When a swivel-eyed conspiracy theorist writes 4000 words of invective against a vaccine, when a vitamin pill-peddling evangelist produces a giant website covered in adverts about how fantastic their pills are, you know what? I don't think that's very difficult to spot. And when people go out there and they read that stuff online, if they believe it I think they're making much for of an informed choice. As Withnail says in Withnail and I, these aren't accidents, they're throwing themselves willingly into the road.
I must say, things have improved here. Our major newspaper, once a consistent statistical offender, now has a data journalism centre. And things have improved markedly. Do you see that happening elsewhere?
That's interesting. What I feel like I see is, you can add some good stuff into the mix – set up a data journalism team or a fact-checking operation – but it doesn't stop the bad stuff. It just adds some good stuff into the mix. And I think that's fine as far as it goes. I'm always pleased to see people making money from writing, and that includes newspapers. I think it's really important.
Data journalism centres are a really interesting example of newspapers doing what newspapers can do best. It's always very disheartening to see newspapers endlessly duplicating each others' work, but none of them going out to produce unique coverage. The thing that gets me to visit a website or buy a publication if they're doing something that nobody else is doing.

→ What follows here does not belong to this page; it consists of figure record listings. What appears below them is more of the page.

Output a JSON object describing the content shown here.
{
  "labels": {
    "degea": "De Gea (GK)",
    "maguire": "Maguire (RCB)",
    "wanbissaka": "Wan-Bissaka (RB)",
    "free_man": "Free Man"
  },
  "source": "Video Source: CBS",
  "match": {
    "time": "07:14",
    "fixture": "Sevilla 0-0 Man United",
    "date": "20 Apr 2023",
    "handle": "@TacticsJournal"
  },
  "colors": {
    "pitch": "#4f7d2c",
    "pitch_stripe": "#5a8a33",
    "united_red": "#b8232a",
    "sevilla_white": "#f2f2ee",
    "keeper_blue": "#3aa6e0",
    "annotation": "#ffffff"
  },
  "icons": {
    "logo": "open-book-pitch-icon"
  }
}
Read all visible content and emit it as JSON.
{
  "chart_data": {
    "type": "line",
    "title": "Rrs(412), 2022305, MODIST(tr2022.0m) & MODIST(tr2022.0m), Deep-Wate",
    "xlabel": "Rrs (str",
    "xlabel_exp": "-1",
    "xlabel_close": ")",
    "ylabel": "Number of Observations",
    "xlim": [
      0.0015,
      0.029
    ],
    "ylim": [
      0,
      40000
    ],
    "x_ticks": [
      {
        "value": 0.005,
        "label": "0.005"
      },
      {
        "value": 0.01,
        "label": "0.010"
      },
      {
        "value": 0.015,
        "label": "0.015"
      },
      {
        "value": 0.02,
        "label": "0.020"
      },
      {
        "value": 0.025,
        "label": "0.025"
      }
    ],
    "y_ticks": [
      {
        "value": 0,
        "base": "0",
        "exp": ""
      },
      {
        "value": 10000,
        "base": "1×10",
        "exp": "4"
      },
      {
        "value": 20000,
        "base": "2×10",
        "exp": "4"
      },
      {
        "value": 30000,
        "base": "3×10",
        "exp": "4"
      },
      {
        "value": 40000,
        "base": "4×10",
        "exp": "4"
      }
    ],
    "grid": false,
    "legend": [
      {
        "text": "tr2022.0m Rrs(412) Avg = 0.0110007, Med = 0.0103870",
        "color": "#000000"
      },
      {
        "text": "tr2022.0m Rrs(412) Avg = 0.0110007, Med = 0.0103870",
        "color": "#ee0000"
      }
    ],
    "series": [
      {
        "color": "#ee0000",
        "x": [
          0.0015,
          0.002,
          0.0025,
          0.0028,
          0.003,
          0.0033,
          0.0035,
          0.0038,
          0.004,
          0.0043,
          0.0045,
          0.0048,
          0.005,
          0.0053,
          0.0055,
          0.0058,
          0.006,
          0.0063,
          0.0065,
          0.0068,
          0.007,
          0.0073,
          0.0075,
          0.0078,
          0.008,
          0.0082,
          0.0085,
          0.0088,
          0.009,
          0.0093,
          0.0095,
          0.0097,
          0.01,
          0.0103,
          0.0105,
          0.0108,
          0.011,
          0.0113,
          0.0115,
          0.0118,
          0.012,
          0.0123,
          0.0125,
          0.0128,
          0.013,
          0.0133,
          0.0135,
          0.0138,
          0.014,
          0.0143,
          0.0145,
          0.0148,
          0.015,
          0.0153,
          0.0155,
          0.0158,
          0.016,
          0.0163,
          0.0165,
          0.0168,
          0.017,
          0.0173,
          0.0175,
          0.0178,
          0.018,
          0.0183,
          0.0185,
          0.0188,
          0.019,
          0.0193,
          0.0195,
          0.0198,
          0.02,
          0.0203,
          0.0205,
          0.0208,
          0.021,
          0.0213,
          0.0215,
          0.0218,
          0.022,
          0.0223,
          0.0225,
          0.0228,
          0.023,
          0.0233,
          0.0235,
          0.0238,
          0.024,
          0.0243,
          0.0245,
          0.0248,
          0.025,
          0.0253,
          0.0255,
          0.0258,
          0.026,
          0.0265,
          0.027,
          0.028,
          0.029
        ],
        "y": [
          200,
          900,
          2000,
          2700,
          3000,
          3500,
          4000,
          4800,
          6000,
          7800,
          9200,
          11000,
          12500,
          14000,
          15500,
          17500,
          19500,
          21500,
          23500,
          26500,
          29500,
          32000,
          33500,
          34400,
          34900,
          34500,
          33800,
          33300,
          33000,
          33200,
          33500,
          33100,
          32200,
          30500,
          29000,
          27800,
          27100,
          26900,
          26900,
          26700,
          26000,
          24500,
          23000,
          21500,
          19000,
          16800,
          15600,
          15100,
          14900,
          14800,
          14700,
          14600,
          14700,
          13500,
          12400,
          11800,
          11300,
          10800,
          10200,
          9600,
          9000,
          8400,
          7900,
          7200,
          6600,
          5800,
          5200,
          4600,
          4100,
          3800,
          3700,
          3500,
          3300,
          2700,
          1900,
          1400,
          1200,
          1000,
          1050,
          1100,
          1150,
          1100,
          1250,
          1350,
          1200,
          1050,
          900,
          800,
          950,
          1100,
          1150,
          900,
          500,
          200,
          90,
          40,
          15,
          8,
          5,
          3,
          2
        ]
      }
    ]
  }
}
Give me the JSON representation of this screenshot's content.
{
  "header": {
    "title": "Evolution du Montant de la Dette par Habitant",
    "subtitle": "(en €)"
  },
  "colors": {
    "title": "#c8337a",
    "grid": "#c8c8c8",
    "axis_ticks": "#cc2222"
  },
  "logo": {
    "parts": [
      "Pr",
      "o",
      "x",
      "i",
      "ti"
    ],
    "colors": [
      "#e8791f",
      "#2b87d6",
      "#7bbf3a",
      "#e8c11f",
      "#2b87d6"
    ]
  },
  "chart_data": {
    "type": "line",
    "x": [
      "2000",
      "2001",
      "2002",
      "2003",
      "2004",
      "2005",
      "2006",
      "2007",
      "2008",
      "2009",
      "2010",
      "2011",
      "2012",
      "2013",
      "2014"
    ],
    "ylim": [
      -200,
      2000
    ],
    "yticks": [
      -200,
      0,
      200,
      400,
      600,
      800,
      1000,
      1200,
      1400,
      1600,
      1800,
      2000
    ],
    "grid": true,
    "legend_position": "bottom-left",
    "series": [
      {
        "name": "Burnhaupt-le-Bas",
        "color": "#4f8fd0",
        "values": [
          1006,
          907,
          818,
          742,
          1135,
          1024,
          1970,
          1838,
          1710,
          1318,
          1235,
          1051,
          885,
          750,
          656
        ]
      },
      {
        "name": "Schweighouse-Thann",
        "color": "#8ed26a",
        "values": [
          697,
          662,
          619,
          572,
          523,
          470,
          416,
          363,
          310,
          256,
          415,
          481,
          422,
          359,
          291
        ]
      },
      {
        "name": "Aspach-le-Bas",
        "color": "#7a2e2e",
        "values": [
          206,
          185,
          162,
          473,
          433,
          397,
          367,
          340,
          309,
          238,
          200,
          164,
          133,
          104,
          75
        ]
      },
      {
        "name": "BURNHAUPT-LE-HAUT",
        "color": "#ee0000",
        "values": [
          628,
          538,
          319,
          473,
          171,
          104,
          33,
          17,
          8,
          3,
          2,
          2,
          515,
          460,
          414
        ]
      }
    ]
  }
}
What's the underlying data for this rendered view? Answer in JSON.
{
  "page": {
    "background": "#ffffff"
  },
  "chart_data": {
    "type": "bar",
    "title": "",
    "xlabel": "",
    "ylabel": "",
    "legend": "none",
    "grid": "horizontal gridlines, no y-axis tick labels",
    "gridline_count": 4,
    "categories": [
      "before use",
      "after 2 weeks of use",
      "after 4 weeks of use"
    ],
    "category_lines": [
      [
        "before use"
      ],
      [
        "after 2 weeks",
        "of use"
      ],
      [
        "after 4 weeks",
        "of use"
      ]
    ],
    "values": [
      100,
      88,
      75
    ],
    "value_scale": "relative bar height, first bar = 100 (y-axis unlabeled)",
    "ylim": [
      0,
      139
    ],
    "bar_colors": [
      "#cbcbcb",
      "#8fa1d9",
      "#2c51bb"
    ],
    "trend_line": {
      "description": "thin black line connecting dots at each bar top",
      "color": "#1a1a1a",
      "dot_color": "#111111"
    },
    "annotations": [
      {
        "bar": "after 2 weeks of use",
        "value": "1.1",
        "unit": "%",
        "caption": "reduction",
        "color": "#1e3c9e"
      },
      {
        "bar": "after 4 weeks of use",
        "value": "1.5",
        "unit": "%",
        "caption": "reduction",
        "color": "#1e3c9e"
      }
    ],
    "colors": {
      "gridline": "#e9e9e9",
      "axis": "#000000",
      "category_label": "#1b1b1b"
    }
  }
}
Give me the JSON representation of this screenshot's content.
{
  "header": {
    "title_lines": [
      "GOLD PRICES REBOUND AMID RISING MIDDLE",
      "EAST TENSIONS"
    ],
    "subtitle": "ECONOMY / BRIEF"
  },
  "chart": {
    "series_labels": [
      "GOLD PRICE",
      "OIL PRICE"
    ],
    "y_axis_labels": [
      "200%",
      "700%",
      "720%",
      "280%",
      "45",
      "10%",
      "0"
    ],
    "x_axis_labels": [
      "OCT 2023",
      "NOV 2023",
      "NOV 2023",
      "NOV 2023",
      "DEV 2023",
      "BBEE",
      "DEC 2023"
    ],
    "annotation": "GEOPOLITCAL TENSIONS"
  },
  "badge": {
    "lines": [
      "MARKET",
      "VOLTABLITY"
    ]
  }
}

It's always surprised that that notion hasn't filtered through to editors. Editors still seem to be preoccupied with the idea that they need to do a little bit of everything superficial and that's the secret of success. I actually think that's untrue. If a newspaper or a news resource or website wants to do well in the modern world, I think what they need to do is only the interesting and unique stuff that you can only get from them.
What worries you the most at the moment?
Ha! I guess complacency, that's fundamentally what it comes down to. All of the big grown-up campaigning stuff that I've been doing, trying to draw attention to and fix structural problems in medicine … when you see people in very senior roles who should know better, people that I have very high respect for, when you see them responding to criticism in exactly the same way that a homeopath or a vitamin pill peddler would, by using distraction or resorting to ad hominem attacks, I feel very disappointed. It feels to me like the last days of Rome.
These are people in very elevated social positions who seem to have forgotten that their principal role is serving the public and delivering truth and accuracy and good evidence.
I think what happens in medicine – and this covers academic journal editors and regulators in particular – is that when you're in the business of doing good, because most of what you do is good, it's tempting to let yourself off the hook for your shortcomings. If someone comes along and say "we're all in the business of doing good, but on this occasion you've done the wrong thing," it's very tempting to try and brush that off and say "this person's an idiot, I spend all my time doing good things".
Actually, people like doctors, senior researchers, academic journal editors and senior medical regulators are if anything more vulnerable to being blind to their own shortcomings. Just because they're so confused with this notion that 99% of what they do is good and therefore it's okay to dismiss criticisms of the 1%. And I think it's not okay to dismiss those criticisms.